Opening on Wednesday was Out of the Furnace (64), another of those overcooked crime dramas set in the rust belt (see The Place Beyond the Pines). Good cast and decent reviews, but tanking at the box office and removing itself from Oscar consideration. Jamie Berardinelli: “Out of the Furnace features some nice performances and is deliciously atmospheric but it never achieves its goal of being a compelling meditation about how the economic erosion of a community influences the lives of those trapped within it.”
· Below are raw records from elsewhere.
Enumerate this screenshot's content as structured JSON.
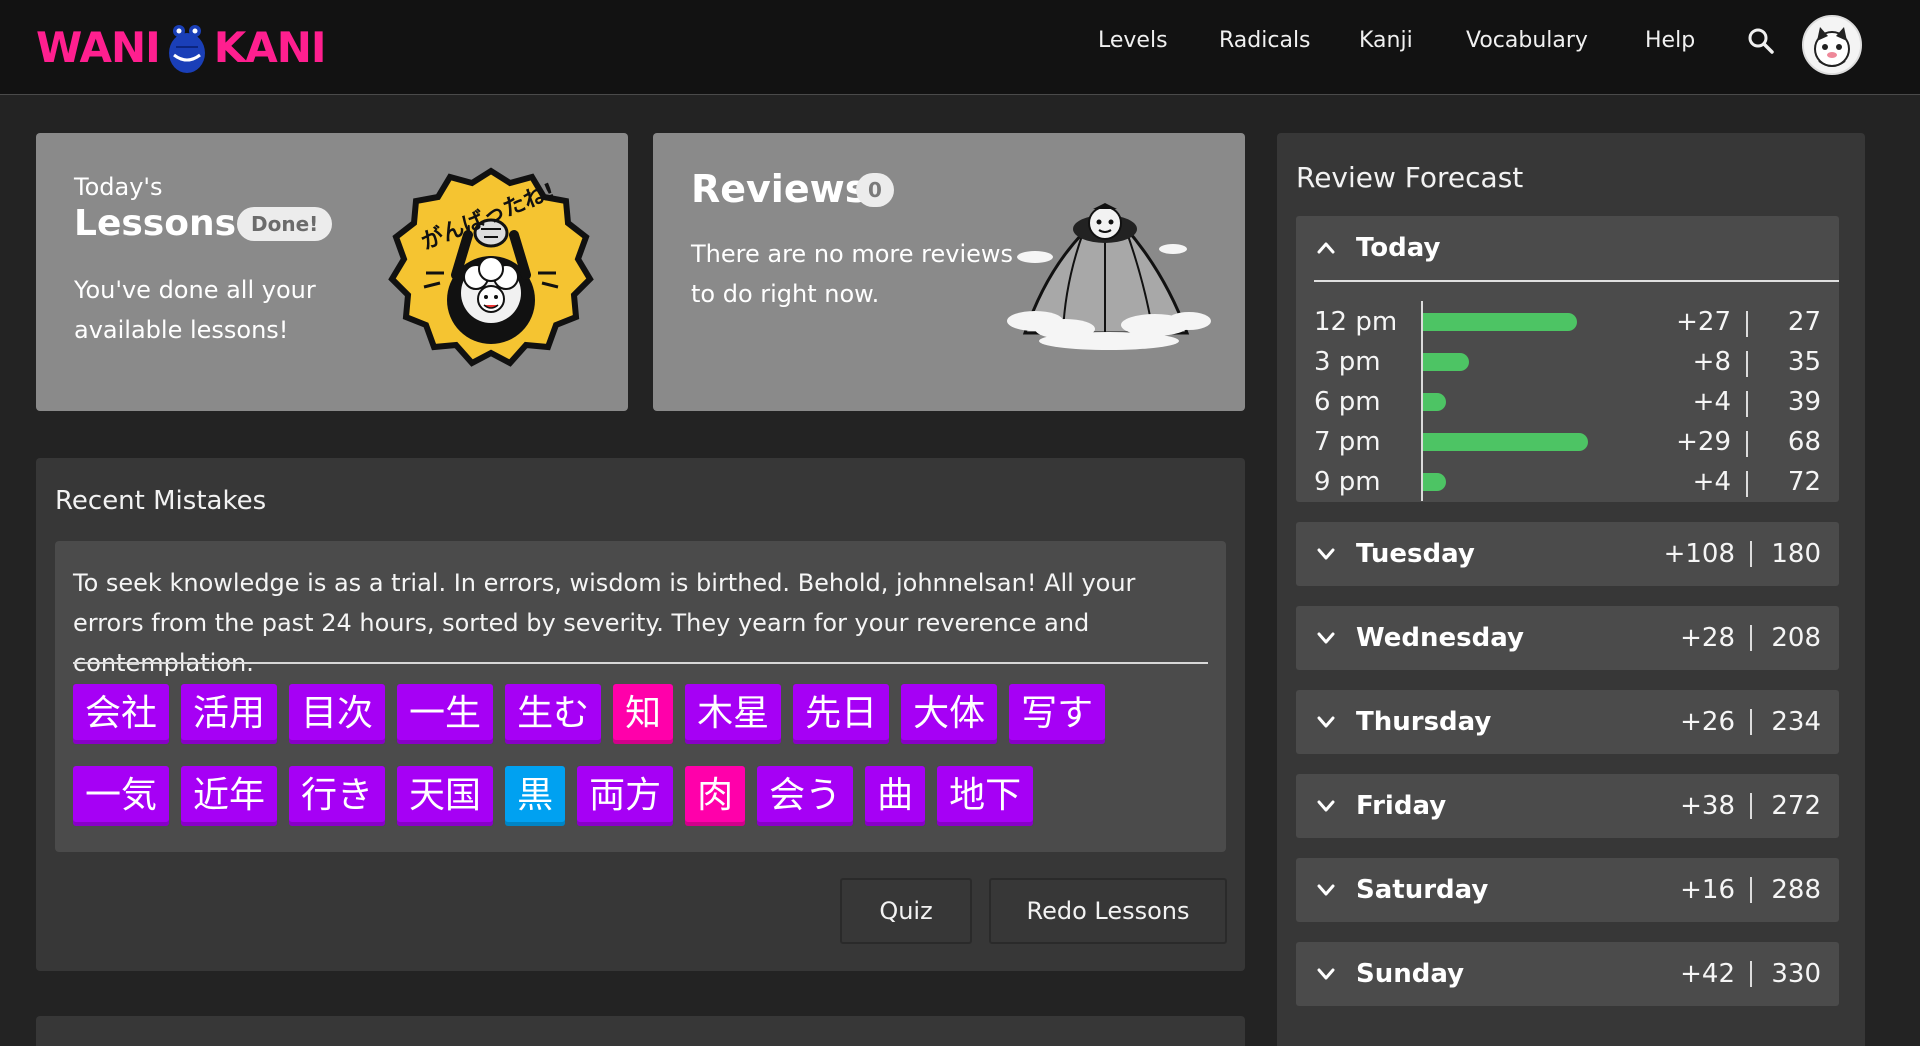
{
  "header": {
    "logo_text_left": "WANI",
    "logo_text_right": "KANI",
    "nav": [
      "Levels",
      "Radicals",
      "Kanji",
      "Vocabulary",
      "Help"
    ],
    "accent_color": "#ff1f8f"
  },
  "lessons": {
    "kicker": "Today's",
    "title": "Lessons",
    "badge": "Done!",
    "message": "You've done all your available lessons!",
    "art_text": "がんばったね!"
  },
  "reviews": {
    "title": "Reviews",
    "count": "0",
    "message": "There are no more reviews to do right now."
  },
  "mistakes": {
    "heading": "Recent Mistakes",
    "text": "To seek knowledge is as a trial. In errors, wisdom is birthed. Behold, johnnelsan! All your errors from the past 24 hours, sorted by severity. They yearn for your reverence and contemplation.",
    "row1": [
      {
        "text": "会社",
        "type": "vocabulary"
      },
      {
        "text": "活用",
        "type": "vocabulary"
      },
      {
        "text": "目次",
        "type": "vocabulary"
      },
      {
        "text": "一生",
        "type": "vocabulary"
      },
      {
        "text": "生む",
        "type": "vocabulary"
      },
      {
        "text": "知",
        "type": "kanji"
      },
      {
        "text": "木星",
        "type": "vocabulary"
      },
      {
        "text": "先日",
        "type": "vocabulary"
      },
      {
        "text": "大体",
        "type": "vocabulary"
      },
      {
        "text": "写す",
        "type": "vocabulary"
      }
    ],
    "row2": [
      {
        "text": "一気",
        "type": "vocabulary"
      },
      {
        "text": "近年",
        "type": "vocabulary"
      },
      {
        "text": "行き",
        "type": "vocabulary"
      },
      {
        "text": "天国",
        "type": "vocabulary"
      },
      {
        "text": "黒",
        "type": "radical"
      },
      {
        "text": "両方",
        "type": "vocabulary"
      },
      {
        "text": "肉",
        "type": "kanji"
      },
      {
        "text": "会う",
        "type": "vocabulary"
      },
      {
        "text": "曲",
        "type": "vocabulary"
      },
      {
        "text": "地下",
        "type": "vocabulary"
      }
    ],
    "quiz_label": "Quiz",
    "redo_label": "Redo Lessons"
  },
  "forecast": {
    "heading": "Review Forecast",
    "today_label": "Today",
    "today": [
      {
        "time": "12 pm",
        "add": "+27",
        "total": "27"
      },
      {
        "time": "3 pm",
        "add": "+8",
        "total": "35"
      },
      {
        "time": "6 pm",
        "add": "+4",
        "total": "39"
      },
      {
        "time": "7 pm",
        "add": "+29",
        "total": "68"
      },
      {
        "time": "9 pm",
        "add": "+4",
        "total": "72"
      }
    ],
    "days": [
      {
        "day": "Tuesday",
        "add": "+108",
        "total": "180"
      },
      {
        "day": "Wednesday",
        "add": "+28",
        "total": "208"
      },
      {
        "day": "Thursday",
        "add": "+26",
        "total": "234"
      },
      {
        "day": "Friday",
        "add": "+38",
        "total": "272"
      },
      {
        "day": "Saturday",
        "add": "+16",
        "total": "288"
      },
      {
        "day": "Sunday",
        "add": "+42",
        "total": "330"
      }
    ],
    "bar_color": "#4dc464"
  }
}
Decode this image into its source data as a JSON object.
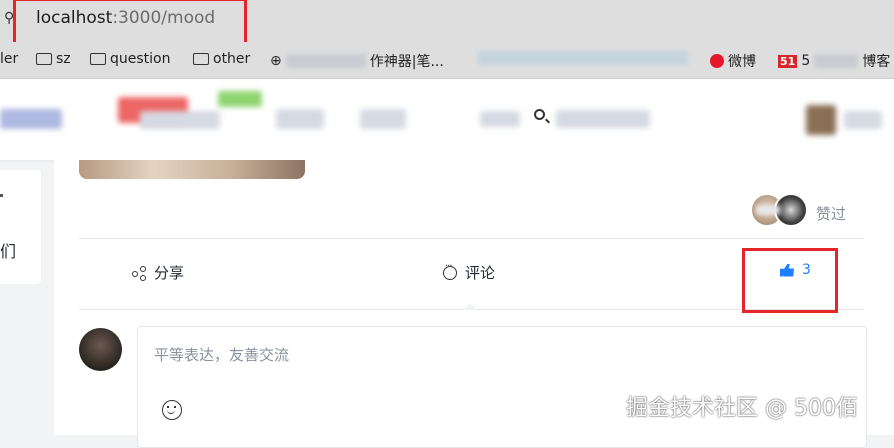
{
  "browser": {
    "url_host": "localhost",
    "url_path": ":3000/mood",
    "site_info_icon": "site-info-icon",
    "annotation_color": "#e5252a"
  },
  "bookmarks": [
    {
      "label": "ler",
      "icon": "none"
    },
    {
      "label": "sz",
      "icon": "folder-icon"
    },
    {
      "label": "question",
      "icon": "folder-icon"
    },
    {
      "label": "other",
      "icon": "folder-icon"
    },
    {
      "label": "作神器|笔...",
      "icon": "globe-icon"
    },
    {
      "label": "微博",
      "icon": "weibo-icon"
    },
    {
      "label": "51",
      "icon": "51cto-icon"
    },
    {
      "label": "5",
      "icon": "none"
    },
    {
      "label": "博客",
      "icon": "none"
    }
  ],
  "leftcard": {
    "text": "们"
  },
  "post": {
    "liked_label": "赞过",
    "actions": {
      "share": "分享",
      "comment": "评论",
      "like_count": "3"
    },
    "like_color": "#1e80ff"
  },
  "comment": {
    "placeholder": "平等表达，友善交流",
    "emoji_icon": "smile-icon"
  },
  "watermark": "掘金技术社区 @ 500佰"
}
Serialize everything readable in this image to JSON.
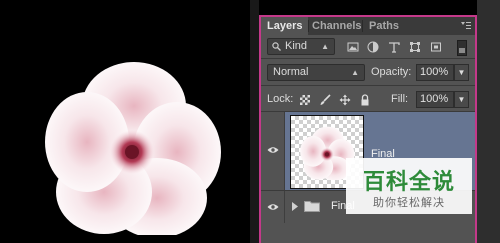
{
  "layers_panel": {
    "tabs": [
      {
        "label": "Layers",
        "active": true
      },
      {
        "label": "Channels",
        "active": false
      },
      {
        "label": "Paths",
        "active": false
      }
    ],
    "filter": {
      "label": "Kind"
    },
    "blend_mode": {
      "value": "Normal"
    },
    "opacity": {
      "label": "Opacity:",
      "value": "100%"
    },
    "lock": {
      "label": "Lock:"
    },
    "fill": {
      "label": "Fill:",
      "value": "100%"
    },
    "layers": [
      {
        "name": "Final",
        "selected": true,
        "visible": true
      },
      {
        "name": "Final",
        "type": "group",
        "visible": true
      }
    ]
  },
  "watermark": {
    "title": "百科全说",
    "subtitle": "助你轻松解决"
  },
  "colors": {
    "panel_bg": "#535353",
    "selected_layer": "#667592",
    "accent_border": "#c4398a",
    "canvas_bg": "#000000"
  }
}
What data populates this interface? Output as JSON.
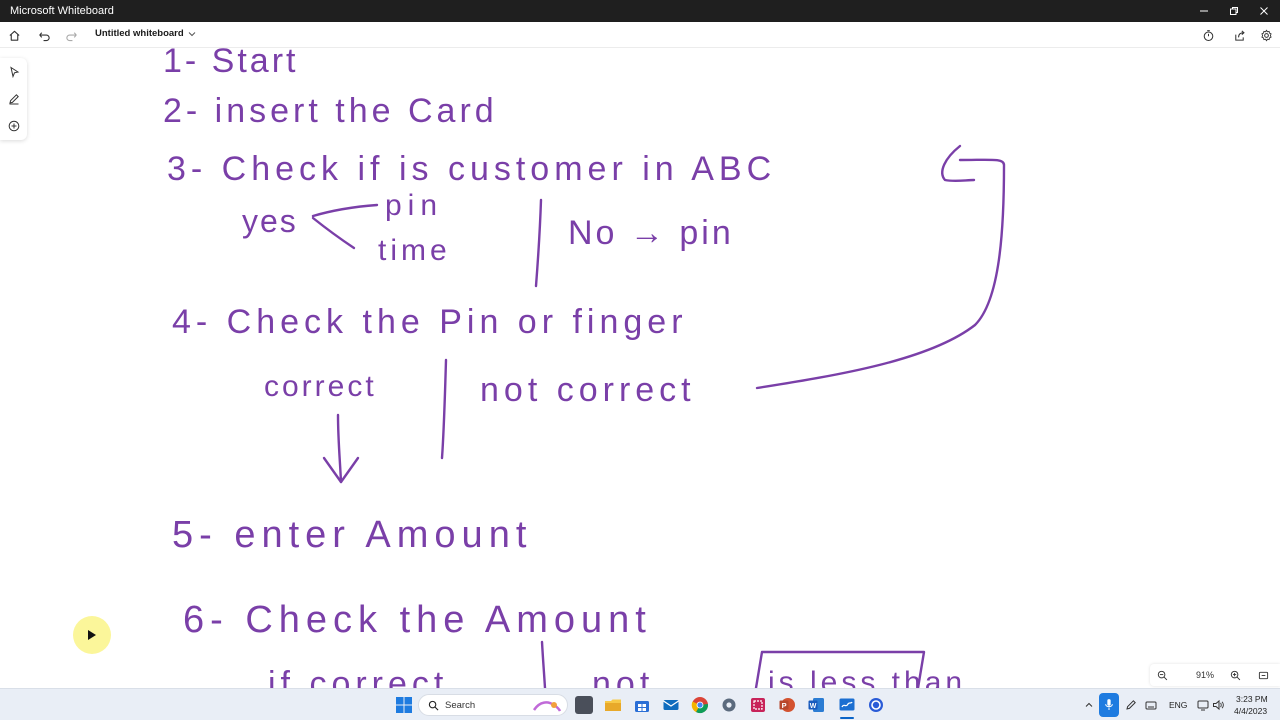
{
  "window": {
    "title": "Microsoft Whiteboard"
  },
  "toolbar": {
    "doc_title": "Untitled whiteboard"
  },
  "canvas": {
    "ink_color": "#7a3fa8",
    "lines": {
      "l1": "1- Start",
      "l2": "2- insert the Card",
      "l3": "3- Check if is customer in ABC",
      "yes": "yes",
      "pin": "pin",
      "time": "time",
      "no_pin": "No → pin",
      "l4": "4- Check the Pin or finger",
      "correct": "correct",
      "not_correct": "not correct",
      "l5": "5- enter Amount",
      "l6": "6- Check the Amount",
      "if_correct": "if correct",
      "not": "not",
      "is_less_than": "is less than"
    }
  },
  "zoom": {
    "level": "91%"
  },
  "taskbar": {
    "search_label": "Search",
    "language": "ENG",
    "time": "3:23 PM",
    "date": "4/4/2023"
  }
}
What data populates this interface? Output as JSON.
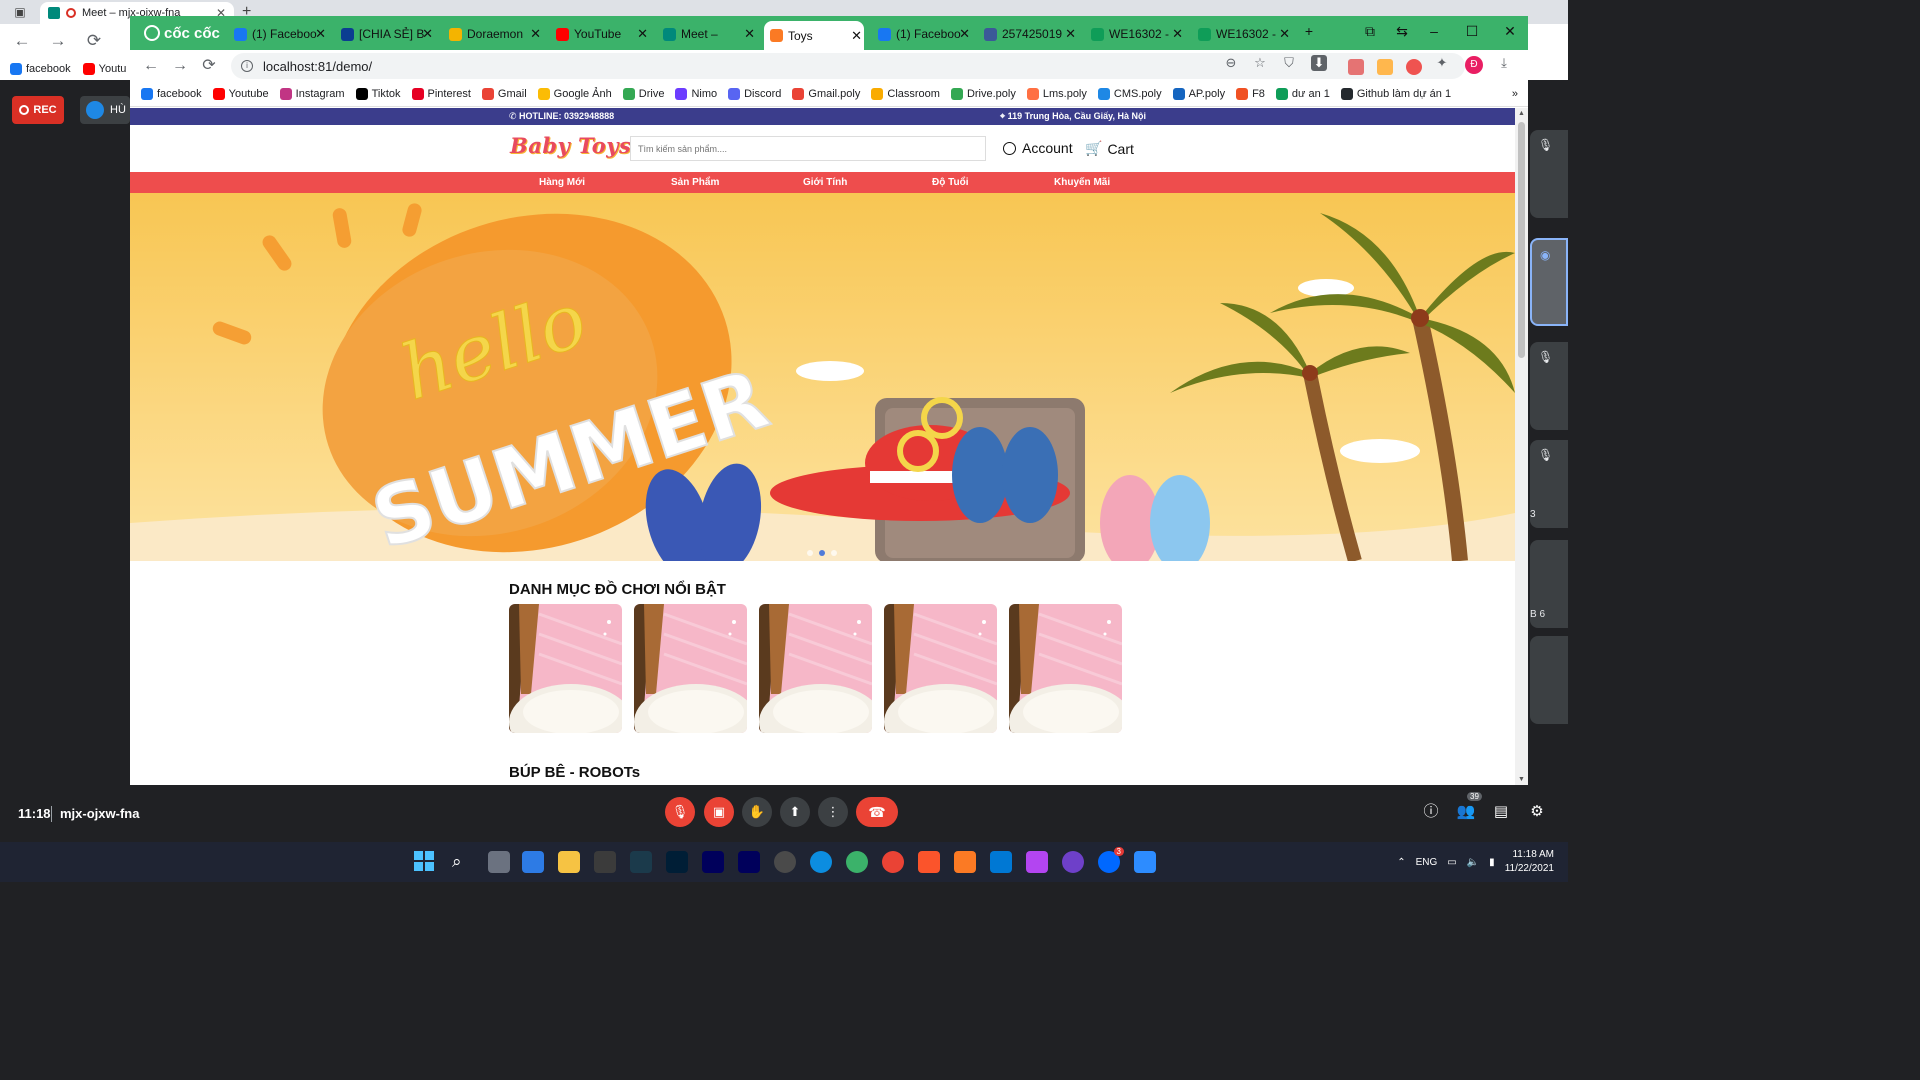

The exciting opening this weekend is the latest from the Coen Brothers, always a reason for celebration, and Inside Llewyn Davis (94) appears to be one of their best. As a plus for me, it’s set in the world of the folk revival in Greenwich Village in 1961, a time period that fascinates me. Glenn Kenny: “The most satisfyingly diabolical cinematic structure that the Coens have ever contrived, and that’s just one reason that I suspect it may be their best movie yet.”
The rest of the openings this week are small films that will never see the light of day in Middle America. I’m most intrigued by White Reindeer (68), a kind of anti-holiday movie. Mike D’Angelo: “If nothing else, this is the least festive Christmas movie since “Bad Santa,” dissecting the absurd belief that the holiday season can somehow magically cure all ills.”
Also this week: Night Train to Lisbon (29), with Jeremy Irons and Lena Olin; S#x Acts (67), an Israeli film about a promiscuous teen; The Last Days on Mars (47), a sci-fi film; Twice Born (32), a film about the Bosnian conflict, with Penelope Cruz; and Commitment (25), from South Korea.